Retail sales in the U.S. unexpectedly decreased in the month of January, the Commerce Department revealed in a report on Wednesday.

The Commerce Department said retail sales fell by 0.3 percent in January compared to economist estimates for a 0.2 percent uptick in sales.

Revised data showed that retail sales were unchanged in December compared to the previously reported 0.4 percent increase.

The unexpected decrease in retail sales was primarily due a steep drop in sales by motor vehicle and parts dealers, which plunged by 1.3 percent in January after slipping by 0.1 percent in the previous month.

Excluding the decrease in sales by motor vehicle and parts dealers, retail sales were unchanged in January after inching up by 0.1 percent in December. Ex-auto sales had been expected to climb by 0.4 percent.

Notable decreases in sales by building material and supplies dealers and health and personal care stores offset jumps in sales by gas stations, clothing and accessories stores and miscellaneous store retailers.

Closely watched core retail sales, which exclude automobiles, gasoline, building materials and food services, were unchanged in January after falling by 0.2 percent in December.

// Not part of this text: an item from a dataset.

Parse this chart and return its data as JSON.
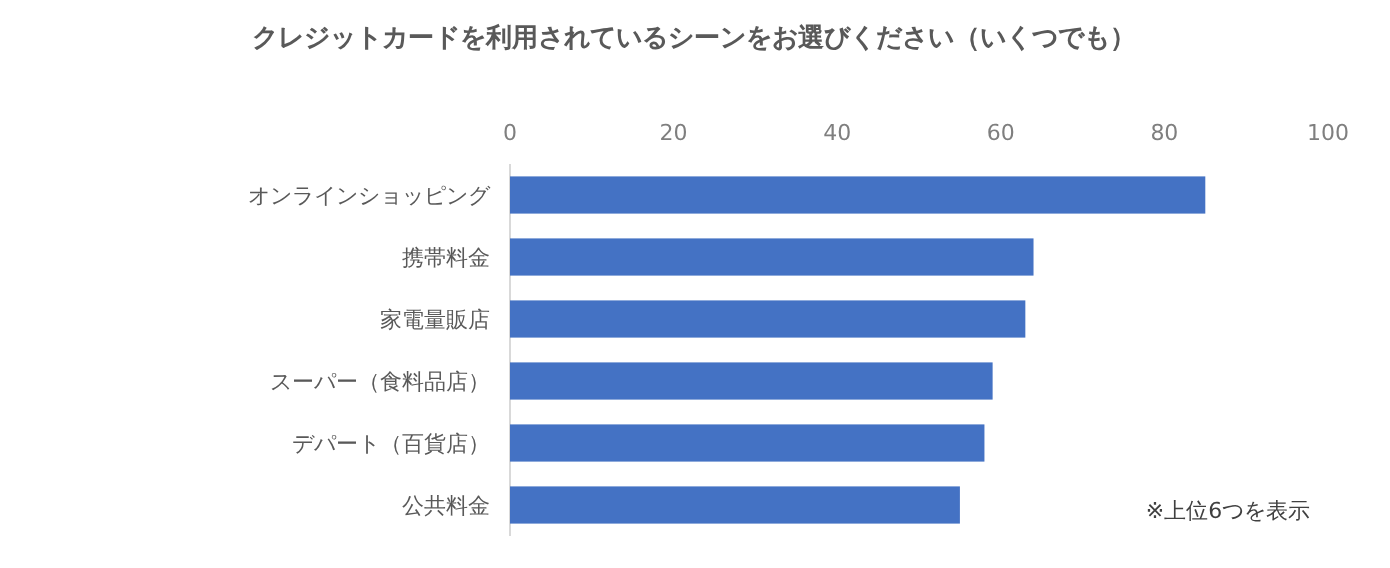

"Overall, some of the weakness in January retail sales could be linked to the unusually high number of reported flu cases last month but, on balance, it was probably inevitable that sales would start to slow after their recent strength," Andrew Hunter, U.S. Economist at Capital Economics.

He added, "In any case, with jobs growth still strong, consumer confidence at an unusually high level and the recent tax cuts providing a one-off boost to disposable incomes this month, the near-term prospects for consumer spending remain fairly bright."

Compared to the same month a year ago, retail sales were up by 3.6 percent in January compared to the 5.2 percent year-over-year jump in December.